Dies sind allerdings nicht die einzigen Verwicklungen, die die vorwiegend heitere romantische Komödie von Rebecca Miller aufzuweisen hat — und eine davon bringt schließlich erhebliche Dynamik in den Fortgang der Geschichte: Weil sich Stevens Stiefsohn ausgerechnet in die minderjährige Tochter Magdalenas verliebt, rastet Trey, der Vater des Mädchens, völlig aus und will den Jungen wegen angeblicher Verführung Minderjähriger vor Gericht zerren, sodass den beiden verliebten Teenagern nur die Flucht bleibt, bei der Katrina eine wichtige Rolle spielt.

Vielleicht ist es ja ein Zeichen des Aufbruchs nach einer langen Durststrecke des Kinos, dass ein Film wie Rebecca Millers She Came to Me die Berlinale eröffnet.
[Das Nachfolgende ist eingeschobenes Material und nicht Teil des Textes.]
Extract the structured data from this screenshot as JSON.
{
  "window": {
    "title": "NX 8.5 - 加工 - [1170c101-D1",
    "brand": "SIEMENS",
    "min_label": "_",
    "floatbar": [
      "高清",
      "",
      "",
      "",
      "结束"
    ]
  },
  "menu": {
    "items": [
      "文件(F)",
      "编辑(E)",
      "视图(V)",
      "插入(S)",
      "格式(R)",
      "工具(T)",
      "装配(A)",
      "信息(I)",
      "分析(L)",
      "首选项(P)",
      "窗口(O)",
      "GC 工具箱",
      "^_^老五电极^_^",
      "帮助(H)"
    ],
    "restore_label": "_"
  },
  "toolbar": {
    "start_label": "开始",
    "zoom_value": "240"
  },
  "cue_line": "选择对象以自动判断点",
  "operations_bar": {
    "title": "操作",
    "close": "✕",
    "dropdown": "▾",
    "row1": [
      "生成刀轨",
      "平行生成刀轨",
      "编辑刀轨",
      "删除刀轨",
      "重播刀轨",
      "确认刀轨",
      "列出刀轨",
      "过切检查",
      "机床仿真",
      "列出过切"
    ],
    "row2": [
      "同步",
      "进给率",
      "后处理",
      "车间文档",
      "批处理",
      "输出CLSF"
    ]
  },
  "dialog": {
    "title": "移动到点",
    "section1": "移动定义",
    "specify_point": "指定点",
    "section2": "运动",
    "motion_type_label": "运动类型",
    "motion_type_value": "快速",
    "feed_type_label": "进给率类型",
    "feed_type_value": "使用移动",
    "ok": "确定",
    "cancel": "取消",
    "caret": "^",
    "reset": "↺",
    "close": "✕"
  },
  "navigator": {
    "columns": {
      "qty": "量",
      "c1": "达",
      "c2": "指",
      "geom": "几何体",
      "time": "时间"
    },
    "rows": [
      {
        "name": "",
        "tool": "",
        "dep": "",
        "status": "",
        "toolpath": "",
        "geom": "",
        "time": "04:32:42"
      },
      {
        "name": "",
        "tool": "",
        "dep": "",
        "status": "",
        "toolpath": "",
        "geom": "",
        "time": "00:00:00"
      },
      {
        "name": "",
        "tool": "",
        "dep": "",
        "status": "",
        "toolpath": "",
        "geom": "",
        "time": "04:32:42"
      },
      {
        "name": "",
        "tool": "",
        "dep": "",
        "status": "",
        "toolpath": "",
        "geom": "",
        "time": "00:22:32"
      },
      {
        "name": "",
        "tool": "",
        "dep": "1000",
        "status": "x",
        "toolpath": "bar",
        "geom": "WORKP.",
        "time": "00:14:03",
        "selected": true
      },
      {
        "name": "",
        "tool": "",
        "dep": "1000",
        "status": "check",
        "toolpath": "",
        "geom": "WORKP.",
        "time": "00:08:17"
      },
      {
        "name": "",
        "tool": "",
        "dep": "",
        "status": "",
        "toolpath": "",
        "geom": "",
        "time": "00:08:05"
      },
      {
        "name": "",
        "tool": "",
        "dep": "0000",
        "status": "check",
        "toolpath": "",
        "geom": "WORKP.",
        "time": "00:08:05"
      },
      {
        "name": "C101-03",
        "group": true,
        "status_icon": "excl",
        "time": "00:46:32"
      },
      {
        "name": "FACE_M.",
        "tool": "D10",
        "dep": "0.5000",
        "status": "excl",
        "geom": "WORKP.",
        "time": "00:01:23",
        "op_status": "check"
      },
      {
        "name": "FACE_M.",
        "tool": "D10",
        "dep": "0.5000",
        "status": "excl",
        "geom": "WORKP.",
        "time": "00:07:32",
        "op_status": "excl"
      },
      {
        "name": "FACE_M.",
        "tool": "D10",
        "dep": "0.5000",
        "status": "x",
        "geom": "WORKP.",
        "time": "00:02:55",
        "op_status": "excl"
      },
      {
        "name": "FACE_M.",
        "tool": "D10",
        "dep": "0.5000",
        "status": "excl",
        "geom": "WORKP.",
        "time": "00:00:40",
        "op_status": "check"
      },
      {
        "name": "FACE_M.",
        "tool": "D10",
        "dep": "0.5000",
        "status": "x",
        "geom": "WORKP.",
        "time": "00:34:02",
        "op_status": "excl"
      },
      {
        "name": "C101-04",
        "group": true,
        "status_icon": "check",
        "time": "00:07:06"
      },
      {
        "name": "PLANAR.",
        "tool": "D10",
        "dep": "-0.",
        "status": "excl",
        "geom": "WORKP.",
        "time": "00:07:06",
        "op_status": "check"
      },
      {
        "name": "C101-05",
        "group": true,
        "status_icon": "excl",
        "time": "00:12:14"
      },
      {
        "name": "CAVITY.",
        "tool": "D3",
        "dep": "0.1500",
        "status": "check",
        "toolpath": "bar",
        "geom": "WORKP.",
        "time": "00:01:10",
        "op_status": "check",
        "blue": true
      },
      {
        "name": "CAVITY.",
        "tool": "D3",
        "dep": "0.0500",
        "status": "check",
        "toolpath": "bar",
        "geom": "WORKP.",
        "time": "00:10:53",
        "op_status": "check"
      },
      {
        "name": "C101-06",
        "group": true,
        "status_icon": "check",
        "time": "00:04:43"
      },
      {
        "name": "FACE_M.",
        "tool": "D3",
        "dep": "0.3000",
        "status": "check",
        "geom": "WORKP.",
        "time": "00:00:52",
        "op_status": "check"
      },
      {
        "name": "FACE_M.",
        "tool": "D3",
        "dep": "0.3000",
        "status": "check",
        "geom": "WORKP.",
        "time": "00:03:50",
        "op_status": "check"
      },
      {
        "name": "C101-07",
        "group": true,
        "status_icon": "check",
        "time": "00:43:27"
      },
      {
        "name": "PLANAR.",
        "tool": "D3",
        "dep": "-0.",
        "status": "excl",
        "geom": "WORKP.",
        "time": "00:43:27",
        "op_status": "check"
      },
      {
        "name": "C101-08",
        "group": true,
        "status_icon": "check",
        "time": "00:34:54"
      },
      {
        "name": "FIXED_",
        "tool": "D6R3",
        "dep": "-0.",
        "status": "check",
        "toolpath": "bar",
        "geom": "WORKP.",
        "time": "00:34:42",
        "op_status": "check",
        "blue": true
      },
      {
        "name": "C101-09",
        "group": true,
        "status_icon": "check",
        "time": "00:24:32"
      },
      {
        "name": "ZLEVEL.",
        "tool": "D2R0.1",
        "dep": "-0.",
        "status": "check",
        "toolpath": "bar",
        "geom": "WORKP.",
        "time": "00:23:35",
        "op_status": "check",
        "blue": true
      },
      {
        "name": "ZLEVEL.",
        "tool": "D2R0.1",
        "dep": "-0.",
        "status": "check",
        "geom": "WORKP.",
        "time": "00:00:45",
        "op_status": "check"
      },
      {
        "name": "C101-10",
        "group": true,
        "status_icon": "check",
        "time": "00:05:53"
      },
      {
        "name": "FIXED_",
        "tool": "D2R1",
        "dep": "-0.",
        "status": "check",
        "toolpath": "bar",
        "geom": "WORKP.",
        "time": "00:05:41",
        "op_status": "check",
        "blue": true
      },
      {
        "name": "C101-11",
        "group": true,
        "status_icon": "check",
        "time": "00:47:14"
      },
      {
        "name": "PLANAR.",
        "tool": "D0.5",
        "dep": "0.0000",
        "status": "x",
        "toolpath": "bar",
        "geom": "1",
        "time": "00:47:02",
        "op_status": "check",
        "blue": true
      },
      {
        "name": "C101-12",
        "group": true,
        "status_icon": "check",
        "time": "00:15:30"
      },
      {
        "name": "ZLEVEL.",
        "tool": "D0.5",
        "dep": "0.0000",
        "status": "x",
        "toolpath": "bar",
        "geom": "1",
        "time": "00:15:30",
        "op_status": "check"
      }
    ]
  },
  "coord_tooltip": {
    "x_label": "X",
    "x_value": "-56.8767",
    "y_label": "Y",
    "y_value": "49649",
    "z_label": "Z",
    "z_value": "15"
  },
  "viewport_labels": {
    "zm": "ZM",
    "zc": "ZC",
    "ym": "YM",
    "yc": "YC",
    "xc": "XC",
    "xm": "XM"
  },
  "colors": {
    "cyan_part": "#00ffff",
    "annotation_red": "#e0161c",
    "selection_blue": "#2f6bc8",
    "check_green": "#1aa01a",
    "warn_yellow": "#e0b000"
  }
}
Verspielt und zuweilen etwas überfrachtet, aber mit einer großen Liebe für all die Großstadtneurotiker*innen ausgestattet, atmet der Film den Geist eines unbekümmerten, lebensklugen und versöhnlichen US-Independentkinos, wie es in den letzten Jahren ein wenig aus der Mode gekommen zu sein scheint.
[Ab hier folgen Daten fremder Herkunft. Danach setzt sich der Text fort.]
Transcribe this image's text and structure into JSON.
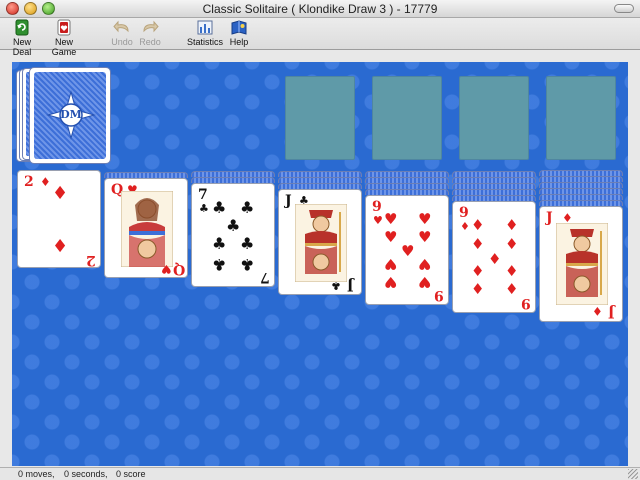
{
  "window": {
    "title": "Classic Solitaire ( Klondike Draw 3 ) - 17779"
  },
  "toolbar": {
    "new_deal": "New Deal",
    "new_game": "New Game",
    "undo": "Undo",
    "redo": "Redo",
    "statistics": "Statistics",
    "help": "Help"
  },
  "stock": {
    "logo_text": "DM"
  },
  "tableau": [
    {
      "rank": "2",
      "suit": "♦",
      "color": "red",
      "face_down": 0
    },
    {
      "rank": "Q",
      "suit": "♥",
      "color": "red",
      "face_down": 1
    },
    {
      "rank": "7",
      "suit": "♣",
      "color": "black",
      "face_down": 2
    },
    {
      "rank": "J",
      "suit": "♣",
      "color": "black",
      "face_down": 3
    },
    {
      "rank": "9",
      "suit": "♥",
      "color": "red",
      "face_down": 4
    },
    {
      "rank": "9",
      "suit": "♦",
      "color": "red",
      "face_down": 5
    },
    {
      "rank": "J",
      "suit": "♦",
      "color": "red",
      "face_down": 6
    }
  ],
  "status": {
    "moves": "0 moves,",
    "seconds": "0 seconds,",
    "score": "0 score"
  },
  "colors": {
    "felt": "#2a6ad1",
    "foundation": "#5f9aa8",
    "red_suit": "#e02020"
  }
}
Geschickt verwebt Miller verschiedene Milieus miteinander, konfrontiert Bildungsbürgertum mit Working Class, kombiniert die Auswüchse einer Midlife-Crisis mit Freud und Leid der ersten jungen Liebe, bringt  surreale Operneinschübe, in denen sich Stevens Erlebnisse mit Katrina widerspiegeln, mit dem eigens von Bruce Springsteen für diesen Film geschriebenen Schlusssong zusammen und schafft so nicht allein auf der Ebene des Scores einen ganz eigenen Sound — eine Mischung, die zwar nicht immer, aber im Lauf des Films immer besser funktioniert und die einen lächelnd aus dem Kino entlässt.

She Came to Me (2023)

Komponist Steven Lauddem (Peter Dinklage) hat eine kreative Blockade und ist unfähig, die Partitur für seine große Comeback-Oper zu beenden. Auf das Anraten seiner Ehefrau Patricia (Anne Hathaway), die früher seine Therapeutin war, begibt er sich auf die Suche nach Inspiration. Was er dabei findet, ist viel mehr, als er erwartet und sich je vorgestellt hatte.